Thia Dickey - PGR Student
Why did you decide to study at the School of Psychology?
I was first impressed with the passion and knowledge of the staff members I met, particularly in the Centre for Identity and Intergroup Relations, where my own research interests lie. As a PhD student, my first impressions of the School highlighted for me the quality of postgraduate students that the School attracts. At the School I have found academic staff who are supportive of my research interests, and who willingly take time to provide guidance and feedback when I seek them out. It is clear to me that my supervisors and other staff members desire to see their students grow in knowledge and expertise in their fields, by encouraging creativity and independence and by challenging us to think critically.
What have you enjoyed most about your course so far?

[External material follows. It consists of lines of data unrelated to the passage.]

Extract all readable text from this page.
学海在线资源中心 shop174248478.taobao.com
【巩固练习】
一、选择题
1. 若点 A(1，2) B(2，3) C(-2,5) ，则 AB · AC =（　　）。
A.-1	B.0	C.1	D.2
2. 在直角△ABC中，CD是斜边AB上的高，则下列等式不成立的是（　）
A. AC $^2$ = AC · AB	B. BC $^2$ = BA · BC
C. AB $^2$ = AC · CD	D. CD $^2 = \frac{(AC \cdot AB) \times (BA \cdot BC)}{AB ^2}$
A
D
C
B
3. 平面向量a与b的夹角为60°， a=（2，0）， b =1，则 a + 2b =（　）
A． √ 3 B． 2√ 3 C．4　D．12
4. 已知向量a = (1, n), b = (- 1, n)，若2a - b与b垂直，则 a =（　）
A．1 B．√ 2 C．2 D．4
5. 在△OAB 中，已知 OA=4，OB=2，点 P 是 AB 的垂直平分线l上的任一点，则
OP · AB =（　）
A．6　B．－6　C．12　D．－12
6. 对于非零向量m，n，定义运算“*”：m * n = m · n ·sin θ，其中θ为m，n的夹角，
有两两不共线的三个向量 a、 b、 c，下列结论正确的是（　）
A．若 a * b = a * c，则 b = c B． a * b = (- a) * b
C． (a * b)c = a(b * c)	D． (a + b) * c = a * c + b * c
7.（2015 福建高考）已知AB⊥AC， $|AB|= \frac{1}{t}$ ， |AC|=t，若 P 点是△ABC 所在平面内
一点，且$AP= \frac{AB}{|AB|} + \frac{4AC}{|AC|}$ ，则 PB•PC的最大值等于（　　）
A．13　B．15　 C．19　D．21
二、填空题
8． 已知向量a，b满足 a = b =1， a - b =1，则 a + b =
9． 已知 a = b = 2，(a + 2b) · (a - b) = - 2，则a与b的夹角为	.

I feel privileged to be able to do what I love – to spend the day engrossed in the study of a topic of my choice, to be faced with frequent challenges and to be encouraged to find solutions to the problems that arise form those challenges.
I also love the working environment I am in. I believe the School of Psychology is unique in this respect. Working in an open plan office with other PhD students has provided the opportunity for learning in a supportive environment. As students we share the burden of challenges faced by PhD students, and engage in lively lunchtime discussions that often involve sharing about our research projects. This experience has definitely contributed to my positive experience at the School and to my development as a postgraduate student.
What do you do in your spare time? Are you a member of any clubs or societies?
My colleague and I jointly coordinate a Social Issues Journal Club in the School, which is open to anyone interested in research within the fields of psychology, politics, conflict, sociology and education. I am also a member of an experimental journal club run by a staff member in the School. Aside from that I am a student/graduate member of the International Society for Political Psychology, the British Psychological Society and the European Association of Social Psychology.
How will your study help you gain employment after university? What are your career aspirations?
My career aspirations are to remain in academia, and I believe that the experiences an training I have received at the School will contribute towards achieving the goal of eventually finding employment within the academic setting.